Cerita si Katak Kecil

“Pernah dengar cerita tentang si katak kecil?”, saya bertanya pada mereka. Dan mereka pun serempak menjawab, “Belum je Pak. Cerita kan Pak.” Cerita pun dimulai, “Pada suatu hari ada sekumpulan katak-katak kecil yang sedang berlomba mencapai puncak sebuah menara yang sangat tinggi. Ada banyak penonton disana.
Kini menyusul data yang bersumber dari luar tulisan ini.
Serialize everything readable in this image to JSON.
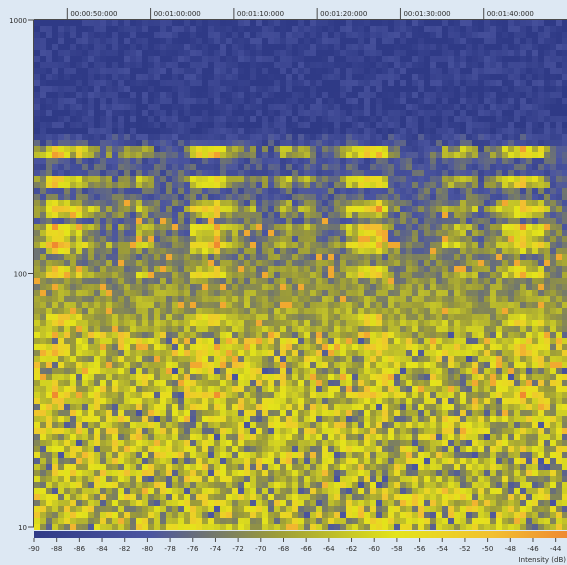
{
  "chart_data": {
    "type": "heatmap",
    "title": "",
    "xlabel": "",
    "ylabel": "",
    "x_ticks": [
      "00:00:50:000",
      "00:01:00:000",
      "00:01:10:000",
      "00:01:20:000",
      "00:01:30:000",
      "00:01:40:000"
    ],
    "x_range_seconds": [
      46,
      110
    ],
    "x_tick_seconds": [
      50,
      60,
      70,
      80,
      90,
      100
    ],
    "y_scale": "log",
    "y_ticks": [
      "1000",
      "100",
      "10"
    ],
    "y_tick_values": [
      1000,
      100,
      10
    ],
    "y_range": [
      10,
      1000
    ],
    "harmonic_bands_hz": [
      300,
      230,
      180,
      150,
      130,
      100,
      65,
      50,
      33
    ],
    "colorbar": {
      "label": "Intensity (dB)",
      "ticks": [
        "-90",
        "-88",
        "-86",
        "-84",
        "-82",
        "-80",
        "-78",
        "-76",
        "-74",
        "-72",
        "-70",
        "-68",
        "-66",
        "-64",
        "-62",
        "-60",
        "-58",
        "-56",
        "-54",
        "-52",
        "-50",
        "-48",
        "-46",
        "-44"
      ],
      "range": [
        -90,
        -43
      ],
      "colors": [
        "#2f3a86",
        "#4b55a0",
        "#9a9a3a",
        "#e4e41a",
        "#f2c030",
        "#ef8a30"
      ]
    },
    "grid": false,
    "legend": "none"
  }
}
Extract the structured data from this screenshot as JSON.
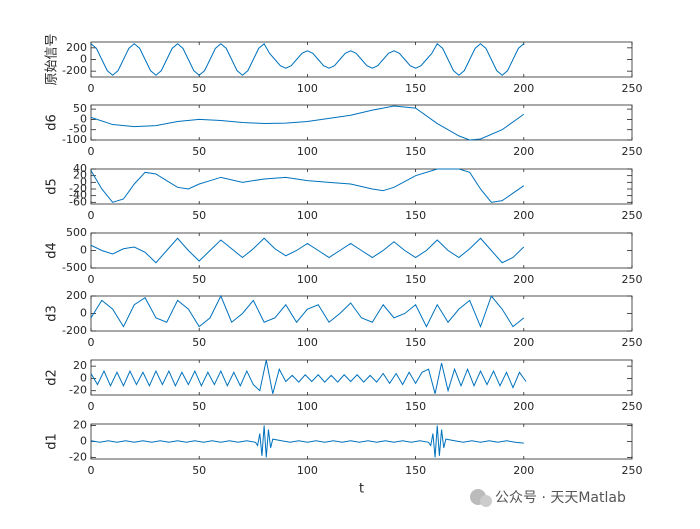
{
  "chart_data": [
    {
      "type": "line",
      "ylabel": "原始信号",
      "x": [
        0,
        2.5,
        5,
        7.5,
        10,
        12.5,
        15,
        17.5,
        20,
        22.5,
        25,
        27.5,
        30,
        32.5,
        35,
        37.5,
        40,
        42.5,
        45,
        47.5,
        50,
        52.5,
        55,
        57.5,
        60,
        62.5,
        65,
        67.5,
        70,
        72.5,
        75,
        77.5,
        80,
        82.5,
        85,
        87.5,
        90,
        92.5,
        95,
        97.5,
        100,
        102.5,
        105,
        107.5,
        110,
        112.5,
        115,
        117.5,
        120,
        122.5,
        125,
        127.5,
        130,
        132.5,
        135,
        137.5,
        140,
        142.5,
        145,
        147.5,
        150,
        152.5,
        155,
        157.5,
        160,
        162.5,
        165,
        167.5,
        170,
        172.5,
        175,
        177.5,
        180,
        182.5,
        185,
        187.5,
        190,
        192.5,
        195,
        197.5,
        200
      ],
      "series": [
        {
          "color": "#0072bd",
          "values": [
            270,
            191,
            0,
            -191,
            -270,
            -191,
            0,
            191,
            270,
            191,
            0,
            -191,
            -270,
            -191,
            0,
            191,
            270,
            191,
            0,
            -191,
            -270,
            -191,
            0,
            191,
            270,
            191,
            0,
            -191,
            -270,
            -191,
            0,
            191,
            270,
            106,
            0,
            -106,
            -150,
            -106,
            0,
            106,
            150,
            106,
            0,
            -106,
            -150,
            -106,
            0,
            106,
            150,
            106,
            0,
            -106,
            -150,
            -106,
            0,
            106,
            150,
            106,
            0,
            -106,
            -150,
            -106,
            0,
            106,
            270,
            191,
            0,
            -191,
            -270,
            -191,
            0,
            191,
            270,
            191,
            0,
            -191,
            -270,
            -191,
            0,
            191,
            270
          ]
        }
      ],
      "xlim": [
        0,
        250
      ],
      "xticks": [
        0,
        50,
        100,
        150,
        200,
        250
      ],
      "ylim": [
        -300,
        300
      ],
      "yticks": [
        -200,
        0,
        200
      ]
    },
    {
      "type": "line",
      "ylabel": "d6",
      "x": [
        0,
        10,
        20,
        30,
        40,
        50,
        60,
        70,
        80,
        90,
        100,
        110,
        120,
        130,
        140,
        150,
        160,
        170,
        175,
        180,
        190,
        200
      ],
      "series": [
        {
          "color": "#0072bd",
          "values": [
            10,
            -25,
            -35,
            -30,
            -10,
            0,
            -5,
            -15,
            -20,
            -18,
            -10,
            5,
            20,
            45,
            65,
            55,
            -20,
            -80,
            -100,
            -95,
            -50,
            25
          ]
        }
      ],
      "xlim": [
        0,
        250
      ],
      "xticks": [
        0,
        50,
        100,
        150,
        200,
        250
      ],
      "ylim": [
        -100,
        70
      ],
      "yticks": [
        -100,
        -50,
        0,
        50
      ]
    },
    {
      "type": "line",
      "ylabel": "d5",
      "x": [
        0,
        5,
        10,
        15,
        20,
        25,
        30,
        35,
        40,
        45,
        50,
        55,
        60,
        70,
        80,
        90,
        100,
        110,
        120,
        130,
        135,
        140,
        150,
        160,
        170,
        175,
        180,
        185,
        190,
        200
      ],
      "series": [
        {
          "color": "#0072bd",
          "values": [
            35,
            -20,
            -60,
            -50,
            -5,
            30,
            25,
            5,
            -15,
            -20,
            -5,
            5,
            15,
            0,
            10,
            15,
            5,
            0,
            -5,
            -20,
            -25,
            -15,
            20,
            40,
            40,
            30,
            -20,
            -60,
            -55,
            -10
          ]
        }
      ],
      "xlim": [
        0,
        250
      ],
      "xticks": [
        0,
        50,
        100,
        150,
        200,
        250
      ],
      "ylim": [
        -65,
        40
      ],
      "yticks": [
        -60,
        -40,
        -20,
        0,
        20,
        40
      ]
    },
    {
      "type": "line",
      "ylabel": "d4",
      "x": [
        0,
        5,
        10,
        15,
        20,
        25,
        30,
        35,
        40,
        45,
        50,
        55,
        60,
        65,
        70,
        75,
        80,
        85,
        90,
        95,
        100,
        105,
        110,
        115,
        120,
        125,
        130,
        135,
        140,
        145,
        150,
        155,
        160,
        165,
        170,
        175,
        180,
        185,
        190,
        195,
        200
      ],
      "series": [
        {
          "color": "#0072bd",
          "values": [
            150,
            0,
            -100,
            50,
            100,
            -50,
            -350,
            0,
            350,
            0,
            -300,
            0,
            300,
            50,
            -200,
            50,
            350,
            50,
            -150,
            0,
            200,
            0,
            -200,
            0,
            200,
            0,
            -200,
            0,
            250,
            0,
            -200,
            0,
            300,
            0,
            -200,
            50,
            350,
            0,
            -350,
            -200,
            100
          ]
        }
      ],
      "xlim": [
        0,
        250
      ],
      "xticks": [
        0,
        50,
        100,
        150,
        200,
        250
      ],
      "ylim": [
        -500,
        500
      ],
      "yticks": [
        -500,
        0,
        500
      ]
    },
    {
      "type": "line",
      "ylabel": "d3",
      "x": [
        0,
        5,
        10,
        15,
        20,
        25,
        30,
        35,
        40,
        45,
        50,
        55,
        60,
        65,
        70,
        75,
        80,
        85,
        90,
        95,
        100,
        105,
        110,
        115,
        120,
        125,
        130,
        135,
        140,
        145,
        150,
        155,
        160,
        165,
        170,
        175,
        180,
        185,
        190,
        195,
        200
      ],
      "series": [
        {
          "color": "#0072bd",
          "values": [
            -50,
            150,
            50,
            -150,
            100,
            180,
            -50,
            -100,
            150,
            50,
            -150,
            -50,
            200,
            -100,
            0,
            150,
            -100,
            -50,
            100,
            -100,
            50,
            100,
            -100,
            0,
            120,
            -50,
            -100,
            100,
            -50,
            0,
            100,
            -150,
            100,
            -100,
            50,
            150,
            -150,
            200,
            50,
            -150,
            -50
          ]
        }
      ],
      "xlim": [
        0,
        250
      ],
      "xticks": [
        0,
        50,
        100,
        150,
        200,
        250
      ],
      "ylim": [
        -200,
        200
      ],
      "yticks": [
        -200,
        0,
        200
      ]
    },
    {
      "type": "line",
      "ylabel": "d2",
      "x": [
        0,
        3,
        6,
        9,
        12,
        15,
        18,
        21,
        24,
        27,
        30,
        33,
        36,
        39,
        42,
        45,
        48,
        51,
        54,
        57,
        60,
        63,
        66,
        69,
        72,
        75,
        78,
        81,
        84,
        87,
        90,
        93,
        96,
        99,
        102,
        105,
        108,
        111,
        114,
        117,
        120,
        123,
        126,
        129,
        132,
        135,
        138,
        141,
        144,
        147,
        150,
        153,
        156,
        159,
        162,
        165,
        168,
        171,
        174,
        177,
        180,
        183,
        186,
        189,
        192,
        195,
        198,
        201
      ],
      "series": [
        {
          "color": "#0072bd",
          "values": [
            8,
            -10,
            12,
            -12,
            10,
            -12,
            12,
            -10,
            10,
            -12,
            12,
            -10,
            12,
            -12,
            10,
            -10,
            12,
            -12,
            10,
            -10,
            12,
            -12,
            10,
            -12,
            12,
            -10,
            -20,
            30,
            -25,
            15,
            -5,
            5,
            -6,
            6,
            -5,
            6,
            -6,
            5,
            -6,
            6,
            -5,
            6,
            -6,
            5,
            -6,
            8,
            -8,
            8,
            -10,
            10,
            -8,
            10,
            15,
            -25,
            25,
            -20,
            15,
            -12,
            15,
            -12,
            12,
            -10,
            12,
            -12,
            10,
            -15,
            10,
            -5
          ]
        }
      ],
      "xlim": [
        0,
        250
      ],
      "xticks": [
        0,
        50,
        100,
        150,
        200,
        250
      ],
      "ylim": [
        -27,
        30
      ],
      "yticks": [
        -20,
        0,
        20
      ]
    },
    {
      "type": "line",
      "ylabel": "d1",
      "xlabel": "t",
      "x": [
        0,
        4,
        8,
        12,
        16,
        20,
        24,
        28,
        32,
        36,
        40,
        44,
        48,
        52,
        56,
        60,
        64,
        68,
        72,
        76,
        77,
        78,
        79,
        80,
        81,
        82,
        83,
        84,
        88,
        92,
        96,
        100,
        104,
        108,
        112,
        116,
        120,
        124,
        128,
        132,
        136,
        140,
        144,
        148,
        152,
        156,
        157,
        158,
        159,
        160,
        161,
        162,
        163,
        164,
        168,
        172,
        176,
        180,
        184,
        188,
        192,
        196,
        200
      ],
      "series": [
        {
          "color": "#0072bd",
          "values": [
            1,
            -1,
            1,
            -1,
            1,
            -1,
            1,
            -1,
            1,
            -1,
            1,
            -1,
            1,
            -1,
            1,
            -1,
            1,
            -1,
            1,
            -1,
            -5,
            10,
            -18,
            20,
            -20,
            15,
            -8,
            3,
            1,
            -1,
            1,
            -1,
            1,
            -1,
            1,
            -1,
            1,
            -1,
            1,
            -1,
            1,
            -1,
            1,
            -1,
            1,
            -1,
            -5,
            10,
            -20,
            20,
            -18,
            15,
            -8,
            3,
            1,
            -1,
            1,
            -1,
            1,
            -1,
            1,
            -1,
            -2
          ]
        }
      ],
      "xlim": [
        0,
        250
      ],
      "xticks": [
        0,
        50,
        100,
        150,
        200,
        250
      ],
      "ylim": [
        -22,
        22
      ],
      "yticks": [
        -20,
        0,
        20
      ]
    }
  ],
  "watermark": "公众号 · 天天Matlab"
}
Ada yang memberikan semangat namun ketika satu per satu katak kecil tidak mampu lagi berlari, para penonton pun mulai berteriak pesimis, ‘Tidak ada kesempatan untuk berhasil, menaranya terlalu tinggi. Tidak akan bisa itu sampai ke puncak.’

“Katak-katak kecil pun mulai berjatuhan satu per satu kecuali bagi mereka yang tetap bersemangat mencapai tujuan dan mimpi yang mereka cita-citakan. Sorakan pesimis tetap terdengar sepanjang perlombaan. Namun, ada satu katak yang akhirnya mampu mencapai puncak, Dia Berhasil. Semua katak pun bertanya, bagaimana dia bisa berhasil mencapai puncak sementara katak lain berguguran. Dan ternyata, katak yang menjadi pemenang itu TULI.”

“Anak-anak, biarkan lah banyak orang yang menertawakan mimpi-mimpi kalian. Yang perlu kalian lakukan saat ini adalah menjadi ‘tuli’ terhadap kata-kata negatif yang mereka sampaikan. Mereka ndak tau siapa kita, mereka tidak bisa menakar tingginya semangat kita. Kita lah yang mengatur masa depan kita, bukan mereka. Ingat, masa depan kita ditentukan oleh apa yang kita lakukan di masa kini. Belajar yang rajin hari ini, InsyaAllah kita bersama akan menuai hasil positif di kemudian hari.”